Recently, I began reading the spiritual autobiography, Vida (Life),  by my namesake, Teresa of Avila, and stumbled on a witty and honest memoir of devotion, My Life with the Saints by James Martin, SJ, a Jesuit priest and writer/editor for “America” magazine. I began to fall back in love my “faith of origin”, Catholicism, with the adoration of a child, but the insight of age. I loved how both these eloquent writers had loved their own faith, their spiritual practices, and were able to be humble and bold within the tradition of their birth. I was beginning to love my Mother in new and beautiful ways, the way you love a parent with maturity and a hint of nostalgia–you miss the way she smells and walks and speaks to you in only the way a mother can.

After a couple decades of adolescence and early adulthood where I couldn’t even look at her, it was a surprise as much to me as anyone that I was falling back in love with my metaphorical mother of Catholicism. I had spent much of my life, like any angry teenager walking ten steps ahead of her, arms folded, head down and if anyone asked I’d say: “Her? No, I’m not even with her.”

I find myself now stuck in a surprising position, where I love both halves of my parentage and in a crisis of (external) faith. Is it possible in a divorced system of Christianity to love and be loyal to both Mother and Father? Or is there impending rejection by trying to ask each of them to understand why I must love the other? Can I be a practicing “Episcop-Atholic” in a segregated earthly kingdom?

For about six years I have been a practitioner and teacher of contemplative prayer, which is naturally a great blend of ancient and contemporary experience. Tuesdays I lead a contemplative prayer practice at my Episcopal Church and Thursdays I practice with a group at the Sisters of the Cenacle (an order of nuns from the lineage of Therese of Liseux). On Wednesdays my husband and I lead a group of 20′s and 30′s spiritual seekers from a variety of Christian “faiths of origin” where we discuss the beauty of what mom and dad have to offer.

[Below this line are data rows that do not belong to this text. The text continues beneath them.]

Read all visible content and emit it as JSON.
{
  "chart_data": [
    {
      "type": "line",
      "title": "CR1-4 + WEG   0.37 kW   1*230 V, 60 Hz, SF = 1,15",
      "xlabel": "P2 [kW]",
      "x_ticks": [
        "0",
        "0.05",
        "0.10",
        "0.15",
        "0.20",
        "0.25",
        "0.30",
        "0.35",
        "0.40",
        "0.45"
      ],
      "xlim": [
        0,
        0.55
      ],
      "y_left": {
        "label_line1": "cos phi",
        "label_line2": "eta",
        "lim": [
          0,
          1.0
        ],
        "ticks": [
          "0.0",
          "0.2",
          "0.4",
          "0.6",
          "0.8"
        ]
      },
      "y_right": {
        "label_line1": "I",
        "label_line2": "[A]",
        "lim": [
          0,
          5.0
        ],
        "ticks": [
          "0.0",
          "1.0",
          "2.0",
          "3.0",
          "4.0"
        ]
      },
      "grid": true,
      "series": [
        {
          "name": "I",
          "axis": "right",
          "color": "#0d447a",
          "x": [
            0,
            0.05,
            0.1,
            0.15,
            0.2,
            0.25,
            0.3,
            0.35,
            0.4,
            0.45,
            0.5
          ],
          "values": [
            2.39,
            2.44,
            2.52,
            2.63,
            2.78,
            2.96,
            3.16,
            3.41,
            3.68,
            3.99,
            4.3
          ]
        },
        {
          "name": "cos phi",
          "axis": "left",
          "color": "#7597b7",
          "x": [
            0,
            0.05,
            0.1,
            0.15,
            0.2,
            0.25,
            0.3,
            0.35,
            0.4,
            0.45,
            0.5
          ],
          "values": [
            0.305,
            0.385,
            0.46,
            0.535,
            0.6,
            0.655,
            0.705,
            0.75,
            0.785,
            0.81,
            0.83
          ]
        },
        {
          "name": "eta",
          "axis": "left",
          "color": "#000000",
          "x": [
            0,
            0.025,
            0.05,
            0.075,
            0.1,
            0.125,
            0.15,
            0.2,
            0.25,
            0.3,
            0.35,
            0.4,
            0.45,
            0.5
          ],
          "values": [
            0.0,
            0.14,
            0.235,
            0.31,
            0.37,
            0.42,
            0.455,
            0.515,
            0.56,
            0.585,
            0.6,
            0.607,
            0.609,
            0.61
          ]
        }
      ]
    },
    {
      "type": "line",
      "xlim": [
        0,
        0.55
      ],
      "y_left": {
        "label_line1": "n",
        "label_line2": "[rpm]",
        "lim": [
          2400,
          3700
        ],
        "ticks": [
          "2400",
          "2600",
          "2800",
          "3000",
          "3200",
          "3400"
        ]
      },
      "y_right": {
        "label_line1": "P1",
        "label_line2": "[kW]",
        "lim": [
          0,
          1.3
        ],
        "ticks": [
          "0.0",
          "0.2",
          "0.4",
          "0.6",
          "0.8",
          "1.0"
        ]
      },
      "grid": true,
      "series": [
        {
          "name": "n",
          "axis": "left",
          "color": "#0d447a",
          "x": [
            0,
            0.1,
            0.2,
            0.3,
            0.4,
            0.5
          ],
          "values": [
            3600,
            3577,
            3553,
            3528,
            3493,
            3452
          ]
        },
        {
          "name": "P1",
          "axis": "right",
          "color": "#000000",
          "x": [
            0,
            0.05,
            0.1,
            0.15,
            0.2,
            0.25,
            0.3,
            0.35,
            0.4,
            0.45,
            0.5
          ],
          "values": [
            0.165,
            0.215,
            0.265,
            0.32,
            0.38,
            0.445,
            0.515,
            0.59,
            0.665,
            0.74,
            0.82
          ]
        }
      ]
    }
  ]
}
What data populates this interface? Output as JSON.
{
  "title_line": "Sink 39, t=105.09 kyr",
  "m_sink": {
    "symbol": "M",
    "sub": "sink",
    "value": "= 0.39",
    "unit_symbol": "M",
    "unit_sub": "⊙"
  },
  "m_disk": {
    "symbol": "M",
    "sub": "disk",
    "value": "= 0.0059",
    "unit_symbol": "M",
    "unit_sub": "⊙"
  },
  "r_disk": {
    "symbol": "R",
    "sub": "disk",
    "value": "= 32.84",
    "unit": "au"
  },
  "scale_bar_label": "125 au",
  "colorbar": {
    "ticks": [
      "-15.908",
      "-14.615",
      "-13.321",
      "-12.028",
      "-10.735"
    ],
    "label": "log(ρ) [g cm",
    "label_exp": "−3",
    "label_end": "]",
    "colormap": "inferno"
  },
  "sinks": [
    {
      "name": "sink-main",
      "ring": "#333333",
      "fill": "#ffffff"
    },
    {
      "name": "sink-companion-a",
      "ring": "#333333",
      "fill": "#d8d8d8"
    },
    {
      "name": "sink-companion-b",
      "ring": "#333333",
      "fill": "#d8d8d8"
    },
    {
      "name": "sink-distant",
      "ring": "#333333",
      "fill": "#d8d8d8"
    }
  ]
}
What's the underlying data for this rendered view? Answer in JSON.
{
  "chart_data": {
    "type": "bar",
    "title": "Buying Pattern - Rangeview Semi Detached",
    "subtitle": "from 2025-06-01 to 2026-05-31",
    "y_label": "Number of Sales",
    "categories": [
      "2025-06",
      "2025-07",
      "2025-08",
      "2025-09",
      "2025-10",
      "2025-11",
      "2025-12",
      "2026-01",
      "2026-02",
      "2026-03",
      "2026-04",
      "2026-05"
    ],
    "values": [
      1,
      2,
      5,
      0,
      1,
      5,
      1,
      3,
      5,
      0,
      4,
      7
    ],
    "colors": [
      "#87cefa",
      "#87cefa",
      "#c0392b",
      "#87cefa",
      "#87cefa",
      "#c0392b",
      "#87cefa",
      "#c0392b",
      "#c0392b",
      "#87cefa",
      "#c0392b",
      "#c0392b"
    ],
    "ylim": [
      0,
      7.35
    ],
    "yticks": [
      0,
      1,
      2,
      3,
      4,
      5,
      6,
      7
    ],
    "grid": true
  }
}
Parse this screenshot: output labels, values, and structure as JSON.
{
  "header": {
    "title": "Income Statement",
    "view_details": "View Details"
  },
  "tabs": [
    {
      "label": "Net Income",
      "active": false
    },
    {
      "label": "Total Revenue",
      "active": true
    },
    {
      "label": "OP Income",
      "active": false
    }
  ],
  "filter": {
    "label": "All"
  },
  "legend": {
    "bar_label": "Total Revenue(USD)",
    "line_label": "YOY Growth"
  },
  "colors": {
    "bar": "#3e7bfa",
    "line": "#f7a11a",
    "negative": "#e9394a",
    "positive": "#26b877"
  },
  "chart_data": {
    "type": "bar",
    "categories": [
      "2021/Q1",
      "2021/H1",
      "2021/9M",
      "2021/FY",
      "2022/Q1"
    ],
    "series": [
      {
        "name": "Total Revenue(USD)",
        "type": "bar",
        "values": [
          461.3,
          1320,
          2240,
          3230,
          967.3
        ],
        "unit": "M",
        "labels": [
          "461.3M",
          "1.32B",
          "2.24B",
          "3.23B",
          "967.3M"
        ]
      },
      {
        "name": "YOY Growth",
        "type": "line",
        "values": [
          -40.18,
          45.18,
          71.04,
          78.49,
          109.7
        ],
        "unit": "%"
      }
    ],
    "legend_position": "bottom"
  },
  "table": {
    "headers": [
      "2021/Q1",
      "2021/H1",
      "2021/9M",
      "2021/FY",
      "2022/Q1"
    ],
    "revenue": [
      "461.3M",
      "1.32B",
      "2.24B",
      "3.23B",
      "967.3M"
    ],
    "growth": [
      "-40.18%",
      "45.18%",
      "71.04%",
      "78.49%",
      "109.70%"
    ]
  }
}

I think God can be found anywhere we are fully present and devoted to worshiping and loving Him. I think Jesus is found as much in feeding the poor in income and in spirit, as it can be in pews or chairs of a formal church of any kind. I also believe we have to have methods and practices to access the God-in-us. Our faith practices and rituals become a language we speak in communion with God. I believe I can love both my parents, Mother church and the lineage of (father) Luther, and that loving both has helped me to discover and rediscover God in new and ever-evolving depth.

I am becoming an increasingly more devoted Christian; with every new layer of faith I unfold, an even brighter eruption of love for Christ blossoms. That love deepens in both the church family I was born into and that which I “reaffirmed” after marriage.  I am no longer ashamed of walking down the street with my mom, and I am happy to walk between her and my dad, through life. What I call myself religiously is only relevant in that it helps others to see me clearly, understand the language of my heart, and read the process of unfolding God in my soul.

The words that best describe that internal journey to an external world, today, is Episcop-Atholic. So, that is what I am calling it–even if, for now, no one else does. Wee should all be allowed to appreciate and love both the parents of our faith. Shouldn’t we?